PEPP – Fallzusammenführung bei Jahreswechsel
Auszug aus der PEPPV:
§2 Wiederaufnahmen in dasselbe Krankenhaus
(1) Das Krankenhaus hat eine Zusammenfassung der Aufenthaltsdaten zu einem Fall und eine Neueinstufung in ein Entgelt vorzunehmen, wenn eine Patientin oder ein Patient innerhalb von 21 Kalendertagen, bemessen nach der Zahl der Kalendertage ab dem Entlassungstag der vorangegangenen Behandlung, wieder aufgenommen wird und in dieselbe Strukturkategorie einzustufen ist. Das Kriterium der Einstufung in dieselbe Strukturkategorie findet keine Anwendung, wenn Fälle aus unterschiedlichen Jahren zusammenzufassen sind.

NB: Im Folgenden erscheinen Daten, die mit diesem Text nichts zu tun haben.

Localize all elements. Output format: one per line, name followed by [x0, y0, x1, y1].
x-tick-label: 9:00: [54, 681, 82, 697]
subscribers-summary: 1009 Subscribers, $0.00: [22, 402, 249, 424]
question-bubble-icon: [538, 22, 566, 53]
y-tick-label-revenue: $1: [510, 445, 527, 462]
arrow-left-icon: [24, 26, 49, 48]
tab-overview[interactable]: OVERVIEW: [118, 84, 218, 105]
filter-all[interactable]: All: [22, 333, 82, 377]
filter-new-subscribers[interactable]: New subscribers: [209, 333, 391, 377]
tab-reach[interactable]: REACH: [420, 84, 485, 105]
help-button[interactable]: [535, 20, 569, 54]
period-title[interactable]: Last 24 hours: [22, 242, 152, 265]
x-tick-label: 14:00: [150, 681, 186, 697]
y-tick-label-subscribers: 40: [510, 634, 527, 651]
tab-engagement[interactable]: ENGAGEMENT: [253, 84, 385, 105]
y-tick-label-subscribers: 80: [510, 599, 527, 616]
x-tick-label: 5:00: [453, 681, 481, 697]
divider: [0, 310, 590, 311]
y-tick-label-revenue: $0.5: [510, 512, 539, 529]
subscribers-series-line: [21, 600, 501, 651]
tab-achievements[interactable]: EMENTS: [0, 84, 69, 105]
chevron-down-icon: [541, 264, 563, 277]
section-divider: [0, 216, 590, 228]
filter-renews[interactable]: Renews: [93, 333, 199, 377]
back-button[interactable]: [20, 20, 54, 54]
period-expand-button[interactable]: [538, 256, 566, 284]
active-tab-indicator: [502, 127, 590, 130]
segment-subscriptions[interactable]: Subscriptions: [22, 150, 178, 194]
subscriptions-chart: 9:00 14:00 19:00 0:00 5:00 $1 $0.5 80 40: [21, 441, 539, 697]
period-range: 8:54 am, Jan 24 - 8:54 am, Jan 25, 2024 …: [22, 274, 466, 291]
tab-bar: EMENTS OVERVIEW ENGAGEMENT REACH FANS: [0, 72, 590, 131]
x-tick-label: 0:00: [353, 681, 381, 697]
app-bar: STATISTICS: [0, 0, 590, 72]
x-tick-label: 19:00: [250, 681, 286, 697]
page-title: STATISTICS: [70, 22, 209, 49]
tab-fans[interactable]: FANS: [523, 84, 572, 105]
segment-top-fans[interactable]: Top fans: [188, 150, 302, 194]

(2) Eine Zusammenfassung und Neueinstufung nach Absatz 1 ist nur vorzunehmen, wenn eine Patientin oder ein Patient innerhalb von 120 Kalendertagen ab dem Aufnahmedatum des ersten unter diese Vorschrift der Zusammenfassung fallenden Krankenhausaufenthalts wieder aufgenommen wird.
Eine automatische Fallzusammenführung, wie Sie sie im ORBIS-DGRGWP bei stationären Fällen gewohnt sind, können wir ihnen in diesem Fall nicht anbieten. Nur für PEPP-Fälle gilt die Fallzusammenführung bei Aufenthalten aus verschiedenen Jahren unter Berücksichtigung der entsprechenden Fristen.
In diesem Fällen muss der Anwender den Fall manuell zusammenführen in dem er den ersten Fall wieder auf aktuell zurückdreht und dem Fall für den Zeitraum seiner Abwesenheit (Wiederkehrer-Abwesenheit oder Rückverleger-Abwesenheit) über Urlaube erfasst. Dazu wurden spezielle Urlaubsarten angelegt (24 – Wiederaufnahmen (PEPP) und 25 – Rückverlegungen (PEPP)).
Je nach Gegebenheit muss die Abwesenheit mit einem Urlaub mit einer dieser Urlaubsarten erfasst werden.
Diese Abwesenheit von PEPP Fällen wird in der Entlassungsanzeige übertragen wie eine normale Fallzusammenführung wegen Wiederkehrer oder Rückverleger.
Bei Rückverlegungen muss unbedingt darauf geachtet werden, entweder bei der Fallkorrektur oder bei der Abwesenheitserfassung das Krankenhaus zu merken in welches der Fall ursprünglich verlegt wurde und dies entsprechend bei der Abwesenheitserfassung wieder mit zu erfassen.
Bei solchen Fällen ist das aufnehmende Krankenhaus erneut zu dokumentieren, damit die dann endgültige Entlassung diese unbedingte Information enthält.